In the past whenever I tried to take a light into that room it made me agitated and angry. There was love in that room mixed with profound sadness and guilt. It was a sacred space of sorts but at the same time filled with sins and sorrows.

I never at any time considered that our son would rather be with us outside of the room in the light.

The definition of conversion is a change of nature or form or to turn around.

My “turning around” came slowly as I ventured more and more into the light- God’s Light. I was gently guided around each corner and into the nooks and crannies of the memories of my past. Many times, as I received healing graces I never looked back as insecurity and regret were replaced with clarity, forgiveness, and freedom.

The more light I had within my heart the more obvious became the silent, dead darkness of rooms in my heart I refused to approach.

I have personally witnessed miracles of healing and recovery for women and men who attend post abortion healing retreats.

By an impulse of divine grace, I attended a Rachel’s Vineyard weekend retreat. It was there I opened a tiny window into that room and with a trembling hand held a small, flickering candle of hope-filled light and looked in. Surrounded and supported by others at the retreat who shared my fear and dread I saw there were no gruesome ghouls or bloody specters, but the face of our son held in the arms of Jesus.

Post abortion recovery is not an instantaneous cure. Continued years of seeking and finding peace and reconciliation spured me on.

I served on Rachel’s Vineyard retreat teams which helped to galvanize my mission of seeking out other souls imprisoned in the dark night of denial and repression.

Like the layers of an onion I was peeled by a loving God exposing further channels of grace that I had blocked.

I had put off, for no reason so I thought, placing our son’s name on the Memorial Wall for the Unborn at one of our local churches.
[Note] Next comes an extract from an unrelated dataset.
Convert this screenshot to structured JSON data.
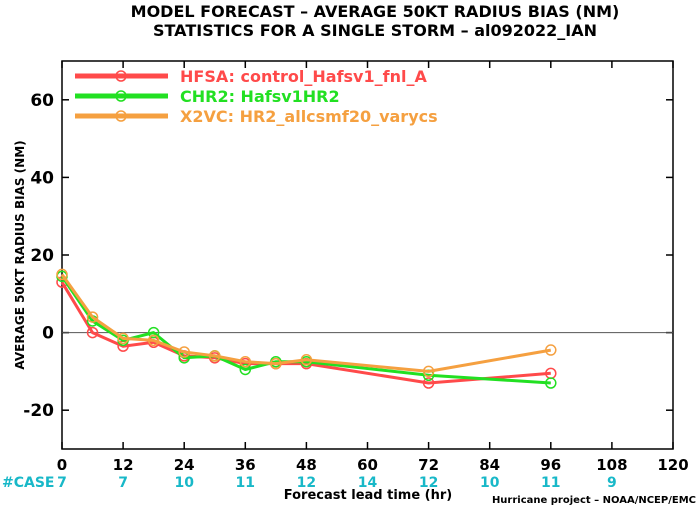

A dear friend had already begun the process of obtaining the plaque and it encouraged me to move forward with it.

When the day came to go and receive his plaque and place it on the wall, my husband and I drove rather quietly to the cemetery.

When we arrived the lovely lady in charge of the wall placed the little plaque in my hand. I saw his name and felt the weight of the plaque in my hands.

I thought that I could never be surprised by God’s generosity to His beloved children. However, on that day a door that I did not even consciously acknowledge was blown wide open and a torrent of blinding, life-giving light rushed out.

My heart jumped, and I felt like I would faint with joy and wonder.

I have always been a visual and tactile person. My thoughts about our son were ethereal lacking any kind of solidity and substance.

There had been no body to see and hold and bury.

But in my hands was Benjamin: like a glittering warm star; a smiling star, a star that said, “Hi Mom.”

There was no guilt or shame, only recognition of someone I knew, that I had known from all eternity.

With tremulous hands, I placed his plaque on the granite wall alongside other children and then I sat back and just stared. I heard in my heart, “Well done, daughter. It is finished.”

1 Thessalonians 5:4-5 – For you are sons of light and sons of the day; we are not of the night or of darkness.

The room where I kept our son has since been opened wide and cleaned and blessed. Now thoughts of his running and playing in the sun flit in and out of my heart.

I will not hide this magnificent light under a bushel any longer.